Welcome to the wonderful world of peer-to-peer, Mr Fogg, it’s the way the technology works. You get something and act as partial onward distributor for others who may want the same thing. Slower connection speeds could as attributable to ISPs throttling speeds for heavier users, as it is to the Kontiki app. itself.

The analyst may have a point though when it comes to transparency from the content providers themselves: information on how to turn the Kontiki app. off, however, would be counter-productive as it reduces the available pool of onward distributors.

But then again, as he also observes: “Other peer-to-peer programs such as Skype and Joost [coincidentally from the same people] – which do not behave in this way – have come from people who understand how the internet works… These guys [BBC, Channel 4, Sky] are broadcasters and don’t necessarily have the same understanding.”

In a not entirely unrelated development, New Media Markets [sorry, subscription only] last week reported that the U.K.’s Virgin Media is to cap connection speeds for heavier users at time of peak demand (4pm-12 midnight) across its entire network, following successful trials earlier this year. A user on a 20 Mbit/sec contract exceeding a 3GB download threshold, for example, would typically have the tap turned down by 5 Mbit / sec. The restriction remains in place for four hours.
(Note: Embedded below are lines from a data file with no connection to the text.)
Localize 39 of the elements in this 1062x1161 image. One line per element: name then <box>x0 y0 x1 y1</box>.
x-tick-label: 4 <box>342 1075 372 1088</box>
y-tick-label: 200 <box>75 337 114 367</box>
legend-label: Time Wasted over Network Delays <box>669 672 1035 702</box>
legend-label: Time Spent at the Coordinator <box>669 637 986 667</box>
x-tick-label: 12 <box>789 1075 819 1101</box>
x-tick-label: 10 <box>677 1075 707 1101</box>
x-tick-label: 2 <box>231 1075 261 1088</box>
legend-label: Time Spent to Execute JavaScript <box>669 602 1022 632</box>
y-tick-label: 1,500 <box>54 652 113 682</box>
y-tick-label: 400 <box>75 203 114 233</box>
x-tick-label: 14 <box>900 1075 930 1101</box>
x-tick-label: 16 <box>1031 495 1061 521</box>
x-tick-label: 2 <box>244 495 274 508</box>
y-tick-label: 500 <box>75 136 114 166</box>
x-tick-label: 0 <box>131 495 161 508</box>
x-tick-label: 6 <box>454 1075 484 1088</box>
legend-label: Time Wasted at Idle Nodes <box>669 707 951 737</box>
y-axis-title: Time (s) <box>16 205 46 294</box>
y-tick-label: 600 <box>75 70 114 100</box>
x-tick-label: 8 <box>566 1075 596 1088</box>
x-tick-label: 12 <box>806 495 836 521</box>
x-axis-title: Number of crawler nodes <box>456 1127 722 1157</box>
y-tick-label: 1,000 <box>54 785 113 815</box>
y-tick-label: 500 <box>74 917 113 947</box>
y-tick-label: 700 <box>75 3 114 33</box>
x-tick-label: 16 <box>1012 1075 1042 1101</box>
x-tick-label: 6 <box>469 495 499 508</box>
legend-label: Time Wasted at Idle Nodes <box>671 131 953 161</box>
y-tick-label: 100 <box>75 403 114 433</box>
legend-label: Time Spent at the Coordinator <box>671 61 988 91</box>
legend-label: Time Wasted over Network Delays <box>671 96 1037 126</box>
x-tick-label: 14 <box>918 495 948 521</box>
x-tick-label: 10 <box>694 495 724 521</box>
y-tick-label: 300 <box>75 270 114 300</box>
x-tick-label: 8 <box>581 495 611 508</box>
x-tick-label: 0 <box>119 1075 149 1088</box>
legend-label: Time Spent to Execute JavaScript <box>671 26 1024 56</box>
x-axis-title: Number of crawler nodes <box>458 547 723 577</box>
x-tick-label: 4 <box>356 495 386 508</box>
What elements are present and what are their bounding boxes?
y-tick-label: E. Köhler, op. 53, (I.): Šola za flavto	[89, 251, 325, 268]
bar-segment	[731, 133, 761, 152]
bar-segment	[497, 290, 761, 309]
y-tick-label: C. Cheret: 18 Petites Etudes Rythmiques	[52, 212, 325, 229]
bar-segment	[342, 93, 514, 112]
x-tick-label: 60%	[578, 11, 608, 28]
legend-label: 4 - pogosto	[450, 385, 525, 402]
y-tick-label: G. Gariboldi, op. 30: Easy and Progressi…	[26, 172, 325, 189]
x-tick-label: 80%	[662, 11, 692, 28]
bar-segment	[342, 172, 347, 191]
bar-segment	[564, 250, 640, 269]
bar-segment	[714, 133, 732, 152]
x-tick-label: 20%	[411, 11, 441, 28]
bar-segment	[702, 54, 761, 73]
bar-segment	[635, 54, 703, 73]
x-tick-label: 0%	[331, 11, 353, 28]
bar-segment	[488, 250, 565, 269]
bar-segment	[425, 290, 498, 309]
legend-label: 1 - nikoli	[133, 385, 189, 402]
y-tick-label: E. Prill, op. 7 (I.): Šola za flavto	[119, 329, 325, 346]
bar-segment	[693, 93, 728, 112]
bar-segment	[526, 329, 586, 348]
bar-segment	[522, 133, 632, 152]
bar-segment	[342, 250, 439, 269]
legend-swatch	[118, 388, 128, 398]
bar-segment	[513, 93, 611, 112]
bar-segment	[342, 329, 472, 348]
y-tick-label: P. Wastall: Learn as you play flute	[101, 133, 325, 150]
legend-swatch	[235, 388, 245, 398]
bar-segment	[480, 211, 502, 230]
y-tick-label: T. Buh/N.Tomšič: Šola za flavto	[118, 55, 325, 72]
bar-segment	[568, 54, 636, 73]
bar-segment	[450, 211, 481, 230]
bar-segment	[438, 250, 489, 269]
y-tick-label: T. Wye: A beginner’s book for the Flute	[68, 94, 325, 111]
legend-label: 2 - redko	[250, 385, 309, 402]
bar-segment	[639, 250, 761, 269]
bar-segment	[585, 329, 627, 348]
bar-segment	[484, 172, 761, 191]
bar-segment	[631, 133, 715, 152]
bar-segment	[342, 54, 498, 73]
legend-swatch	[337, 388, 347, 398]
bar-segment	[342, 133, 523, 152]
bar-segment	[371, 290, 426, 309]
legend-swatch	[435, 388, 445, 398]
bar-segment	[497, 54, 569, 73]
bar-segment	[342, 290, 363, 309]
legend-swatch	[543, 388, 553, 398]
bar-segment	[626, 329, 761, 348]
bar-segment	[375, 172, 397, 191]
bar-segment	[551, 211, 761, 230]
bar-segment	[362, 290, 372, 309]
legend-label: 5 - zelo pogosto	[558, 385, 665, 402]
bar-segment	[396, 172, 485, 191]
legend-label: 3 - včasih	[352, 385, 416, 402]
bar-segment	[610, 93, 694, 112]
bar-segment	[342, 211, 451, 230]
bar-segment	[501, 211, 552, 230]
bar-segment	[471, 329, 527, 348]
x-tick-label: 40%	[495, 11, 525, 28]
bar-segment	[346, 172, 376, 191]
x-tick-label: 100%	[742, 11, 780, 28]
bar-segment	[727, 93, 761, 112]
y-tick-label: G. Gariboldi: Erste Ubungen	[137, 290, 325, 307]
Nothing particularly novel about turning the tap up and down, it’s common practice by U.K. ISPs to help manage capacity. What is new is the end of Virgin Media’s truly ‘unlimited’ broadband offer, a U.S.P in the U.K. consumer broadband sector (at least for the price). On balance, p2p traffic figures do bear out that Virgin has a disproportionate number of heavier users vs. other U.K. ISPs. But speaking of transparency, how are Virgin proposing to announce this to customers?